Often 20 seconds or less and featuring users performing slightly addictive dances to popular songs, videos in this genre have been responsible for some of the most prolific trends on TikTok, like the Git Up or the viral choreography to Mariah Carey's "Obsessed." These clips are usually appealing for one of two seemingly opposite reasons: the dance moves are either easy to learn and replicate or they're practically impossible and a challenge for other users to try to perfect.
When did you join TikTok?
I started TikTok last November because one of my close friends in high school told me about this app that had this shuffle dance that was trending. We went straight to the restroom and filmed it right on the spot.
What's your favorite audio or trend?
My favorite trend is definitely the clock woah!

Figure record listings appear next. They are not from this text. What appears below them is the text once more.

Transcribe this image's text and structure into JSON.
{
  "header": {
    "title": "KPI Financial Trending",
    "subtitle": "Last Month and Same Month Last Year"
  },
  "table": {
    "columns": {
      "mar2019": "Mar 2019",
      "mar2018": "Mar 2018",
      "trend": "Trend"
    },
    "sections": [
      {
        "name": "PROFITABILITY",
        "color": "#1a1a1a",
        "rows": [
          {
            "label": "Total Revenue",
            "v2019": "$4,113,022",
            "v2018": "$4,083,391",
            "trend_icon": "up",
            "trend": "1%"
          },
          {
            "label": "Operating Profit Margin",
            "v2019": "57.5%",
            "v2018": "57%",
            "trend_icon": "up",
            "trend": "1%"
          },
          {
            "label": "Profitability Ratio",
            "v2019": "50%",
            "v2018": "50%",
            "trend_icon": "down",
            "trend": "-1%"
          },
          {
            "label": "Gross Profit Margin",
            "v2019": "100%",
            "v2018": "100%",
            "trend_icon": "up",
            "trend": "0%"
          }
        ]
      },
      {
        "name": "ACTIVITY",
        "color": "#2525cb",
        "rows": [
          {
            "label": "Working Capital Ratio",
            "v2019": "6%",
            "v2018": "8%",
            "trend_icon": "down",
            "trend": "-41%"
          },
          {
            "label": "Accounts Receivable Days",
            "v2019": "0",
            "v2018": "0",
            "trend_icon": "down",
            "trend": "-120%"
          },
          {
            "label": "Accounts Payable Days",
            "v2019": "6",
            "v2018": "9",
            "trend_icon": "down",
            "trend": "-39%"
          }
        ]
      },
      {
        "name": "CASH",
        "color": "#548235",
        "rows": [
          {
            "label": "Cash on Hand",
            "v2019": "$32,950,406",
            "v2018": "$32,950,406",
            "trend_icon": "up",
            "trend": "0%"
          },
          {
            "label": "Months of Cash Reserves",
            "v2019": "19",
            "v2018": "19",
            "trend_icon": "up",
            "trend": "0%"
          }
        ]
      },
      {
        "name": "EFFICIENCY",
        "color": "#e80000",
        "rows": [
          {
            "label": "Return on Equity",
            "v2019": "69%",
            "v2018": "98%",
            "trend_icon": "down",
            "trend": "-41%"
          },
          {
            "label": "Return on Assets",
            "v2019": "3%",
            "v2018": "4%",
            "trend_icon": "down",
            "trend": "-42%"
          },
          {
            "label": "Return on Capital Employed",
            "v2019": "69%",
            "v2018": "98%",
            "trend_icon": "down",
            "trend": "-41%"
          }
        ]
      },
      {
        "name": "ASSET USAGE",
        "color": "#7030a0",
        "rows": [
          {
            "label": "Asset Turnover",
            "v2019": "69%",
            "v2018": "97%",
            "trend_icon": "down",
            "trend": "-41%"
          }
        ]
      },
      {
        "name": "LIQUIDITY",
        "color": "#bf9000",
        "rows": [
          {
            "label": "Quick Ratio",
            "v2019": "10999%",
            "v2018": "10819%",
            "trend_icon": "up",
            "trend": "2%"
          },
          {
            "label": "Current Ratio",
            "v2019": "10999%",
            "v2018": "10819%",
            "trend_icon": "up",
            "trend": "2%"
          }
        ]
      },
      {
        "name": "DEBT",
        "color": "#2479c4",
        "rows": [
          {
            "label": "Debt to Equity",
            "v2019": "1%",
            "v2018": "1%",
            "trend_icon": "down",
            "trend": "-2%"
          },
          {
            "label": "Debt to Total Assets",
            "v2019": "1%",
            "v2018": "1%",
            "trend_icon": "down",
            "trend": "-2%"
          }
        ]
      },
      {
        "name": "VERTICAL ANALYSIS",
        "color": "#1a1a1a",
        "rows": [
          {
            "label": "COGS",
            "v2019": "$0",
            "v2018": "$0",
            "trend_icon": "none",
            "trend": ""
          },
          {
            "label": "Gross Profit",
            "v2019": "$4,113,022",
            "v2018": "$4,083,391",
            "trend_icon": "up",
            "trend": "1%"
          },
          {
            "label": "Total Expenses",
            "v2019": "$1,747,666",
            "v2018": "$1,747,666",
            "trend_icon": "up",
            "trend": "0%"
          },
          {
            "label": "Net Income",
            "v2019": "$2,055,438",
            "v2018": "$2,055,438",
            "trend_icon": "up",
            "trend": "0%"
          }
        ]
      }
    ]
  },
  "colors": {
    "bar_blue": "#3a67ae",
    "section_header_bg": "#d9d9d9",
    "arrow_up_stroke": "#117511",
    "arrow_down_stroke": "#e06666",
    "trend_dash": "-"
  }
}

What's your best performing TikTok?
My best performing TikTok is our Git Up Challenge dance with Harvey Bass. A lot of people don't know this, but me and my brother Davonte are the creators of the #GitUpChallenge dance!
How would you describe your genre of TikTok?
My genre of TikTok is all over the place, but I'm mostly known for dancing with my brother Davonte and our goofy humor.
Has being TikTok-famous changed your life at all? If so, how?
Life is definitely different! My brother, our best friend and I bought a one-way ticket to VidCon from NY and we ended up living in a content house in LA with other famous TikTokers known as Inspir3! It's honestly the best and craziest thing that's ever happened to me!